Last week’s US performance
The trading week saw varied performance across major US indices, with a strong Friday session helping to cushion earlier declines amid low volume trading due to the post-festive season. December's Chicago purchasing managers index (PMI) reading of 36.9 fell significantly below the expected 42.9, marking the 13th straight month of contraction.
The Atlanta Fed revised its quarter 4 (Q4) gross domestic product (GDP) forecast downward from 3.1% to 2.6%, weighing on market sentiment. Initial jobless claims provided a bright spot, coming in at 211,000 for the week ended 28 December, kick-starting a recovery in US stock indices.

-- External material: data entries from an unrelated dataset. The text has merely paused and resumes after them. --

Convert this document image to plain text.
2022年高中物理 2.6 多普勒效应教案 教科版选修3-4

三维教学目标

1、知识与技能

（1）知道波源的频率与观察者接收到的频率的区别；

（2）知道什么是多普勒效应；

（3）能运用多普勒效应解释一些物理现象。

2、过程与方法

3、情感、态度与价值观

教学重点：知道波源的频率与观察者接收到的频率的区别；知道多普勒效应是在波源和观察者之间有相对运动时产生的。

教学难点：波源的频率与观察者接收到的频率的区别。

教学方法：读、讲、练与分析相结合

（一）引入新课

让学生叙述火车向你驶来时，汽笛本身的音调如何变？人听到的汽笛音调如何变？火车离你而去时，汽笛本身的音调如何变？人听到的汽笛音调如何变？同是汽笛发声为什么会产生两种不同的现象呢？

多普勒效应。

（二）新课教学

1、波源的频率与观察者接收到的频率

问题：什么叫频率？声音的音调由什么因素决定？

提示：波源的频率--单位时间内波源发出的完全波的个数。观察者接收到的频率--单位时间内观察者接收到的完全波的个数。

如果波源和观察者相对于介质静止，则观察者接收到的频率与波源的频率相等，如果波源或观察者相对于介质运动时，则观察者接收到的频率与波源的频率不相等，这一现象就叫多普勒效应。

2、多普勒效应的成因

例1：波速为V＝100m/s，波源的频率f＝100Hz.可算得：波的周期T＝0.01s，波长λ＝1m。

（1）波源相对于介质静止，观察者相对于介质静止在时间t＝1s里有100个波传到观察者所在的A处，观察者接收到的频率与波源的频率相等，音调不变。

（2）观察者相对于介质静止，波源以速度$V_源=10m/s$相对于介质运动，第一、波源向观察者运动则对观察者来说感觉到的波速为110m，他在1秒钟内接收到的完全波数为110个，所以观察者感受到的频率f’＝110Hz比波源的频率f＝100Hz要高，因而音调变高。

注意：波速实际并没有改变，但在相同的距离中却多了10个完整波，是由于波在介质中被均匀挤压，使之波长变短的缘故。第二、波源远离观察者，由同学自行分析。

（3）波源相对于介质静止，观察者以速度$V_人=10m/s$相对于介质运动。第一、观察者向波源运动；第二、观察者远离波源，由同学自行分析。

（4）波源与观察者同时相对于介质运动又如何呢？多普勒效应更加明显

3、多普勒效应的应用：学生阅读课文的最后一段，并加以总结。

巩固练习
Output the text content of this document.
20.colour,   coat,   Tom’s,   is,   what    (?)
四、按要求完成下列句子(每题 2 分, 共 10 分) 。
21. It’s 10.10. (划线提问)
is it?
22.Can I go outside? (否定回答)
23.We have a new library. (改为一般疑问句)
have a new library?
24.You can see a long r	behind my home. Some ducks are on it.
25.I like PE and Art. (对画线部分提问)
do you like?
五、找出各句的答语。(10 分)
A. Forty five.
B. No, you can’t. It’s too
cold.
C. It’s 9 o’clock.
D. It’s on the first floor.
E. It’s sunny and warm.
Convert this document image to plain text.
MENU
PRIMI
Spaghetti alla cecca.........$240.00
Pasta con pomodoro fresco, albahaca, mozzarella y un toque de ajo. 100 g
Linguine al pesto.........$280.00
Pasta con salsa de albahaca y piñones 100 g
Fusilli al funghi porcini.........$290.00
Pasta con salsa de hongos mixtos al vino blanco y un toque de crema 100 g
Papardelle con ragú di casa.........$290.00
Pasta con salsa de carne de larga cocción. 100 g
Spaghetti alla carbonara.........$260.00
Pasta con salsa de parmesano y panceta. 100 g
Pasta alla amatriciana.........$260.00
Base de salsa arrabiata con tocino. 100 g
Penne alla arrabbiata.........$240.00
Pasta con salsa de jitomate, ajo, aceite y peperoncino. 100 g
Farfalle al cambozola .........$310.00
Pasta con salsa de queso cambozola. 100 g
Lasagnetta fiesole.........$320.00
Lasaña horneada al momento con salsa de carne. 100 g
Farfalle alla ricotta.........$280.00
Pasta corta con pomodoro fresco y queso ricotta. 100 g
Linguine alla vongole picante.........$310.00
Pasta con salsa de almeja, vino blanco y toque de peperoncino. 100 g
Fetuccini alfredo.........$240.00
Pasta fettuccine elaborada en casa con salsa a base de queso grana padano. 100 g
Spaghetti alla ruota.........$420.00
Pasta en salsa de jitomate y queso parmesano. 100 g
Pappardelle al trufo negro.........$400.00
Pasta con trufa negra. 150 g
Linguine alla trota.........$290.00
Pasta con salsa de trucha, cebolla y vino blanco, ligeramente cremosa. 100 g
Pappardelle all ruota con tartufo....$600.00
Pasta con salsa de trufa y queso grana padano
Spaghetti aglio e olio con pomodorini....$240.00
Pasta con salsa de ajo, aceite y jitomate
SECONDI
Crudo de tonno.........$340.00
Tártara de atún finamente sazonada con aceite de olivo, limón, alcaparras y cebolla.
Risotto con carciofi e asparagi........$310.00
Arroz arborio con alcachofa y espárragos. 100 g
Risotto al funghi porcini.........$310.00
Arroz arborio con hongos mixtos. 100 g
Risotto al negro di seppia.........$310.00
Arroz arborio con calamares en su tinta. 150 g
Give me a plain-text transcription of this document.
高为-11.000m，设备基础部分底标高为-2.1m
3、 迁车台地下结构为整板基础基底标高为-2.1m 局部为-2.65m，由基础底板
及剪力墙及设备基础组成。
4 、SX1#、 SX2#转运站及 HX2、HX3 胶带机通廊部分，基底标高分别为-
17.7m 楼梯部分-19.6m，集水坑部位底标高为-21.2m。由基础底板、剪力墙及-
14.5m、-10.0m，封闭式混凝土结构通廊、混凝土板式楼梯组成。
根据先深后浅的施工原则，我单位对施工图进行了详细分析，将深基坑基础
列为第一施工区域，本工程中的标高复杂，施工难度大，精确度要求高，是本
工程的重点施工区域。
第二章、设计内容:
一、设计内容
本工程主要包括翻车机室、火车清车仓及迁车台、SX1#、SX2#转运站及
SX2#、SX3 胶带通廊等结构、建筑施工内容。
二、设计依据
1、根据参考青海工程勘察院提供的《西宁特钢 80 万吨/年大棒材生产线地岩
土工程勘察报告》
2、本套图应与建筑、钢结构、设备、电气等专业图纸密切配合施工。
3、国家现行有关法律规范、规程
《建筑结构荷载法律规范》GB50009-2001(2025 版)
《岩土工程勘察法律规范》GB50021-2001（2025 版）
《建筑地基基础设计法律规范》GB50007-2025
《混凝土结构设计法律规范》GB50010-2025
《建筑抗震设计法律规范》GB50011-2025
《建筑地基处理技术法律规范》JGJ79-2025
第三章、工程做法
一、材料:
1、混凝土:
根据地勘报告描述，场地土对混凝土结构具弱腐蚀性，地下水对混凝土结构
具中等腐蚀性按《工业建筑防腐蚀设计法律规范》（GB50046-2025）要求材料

Treasury yields and market uncertainty
US Treasury yields range traded before declining into year-end across the board, with longer-dated bonds showing the weakest performance. The bond market moves reflect ongoing uncertainty about the inflation picture in the US.
Yield movements continue to influence broader market trading activity, with the US 10-year yield holding above the 4.50% mark but staying below its late December peak at 4.64%. Investors are closely monitoring the US 10-year Treasury bond yield for a potential rise above the 4.65% mark, which may weigh on US stock indices.
US 10-year Treasury bond yield chart
Week ahead: key economic data
On Monday, a series of promising services PMI readings provided insight into economic activity across major European economies. Higher-than-expected German consumer price inflation (CPI) didn’t negatively affect the German stock market, with the DAX 40 index rising by around a percentage point by midday.
US factory orders, industrial production, and retail sales data will offer further economic context. Eurozone inflation figures out on Tuesday will be closely watched by forex trading participants, with the US dollar already trading lower by a percent on Monday. US employment reports later in the week will be crucial for market direction, especially US non-farm payrolls on Friday.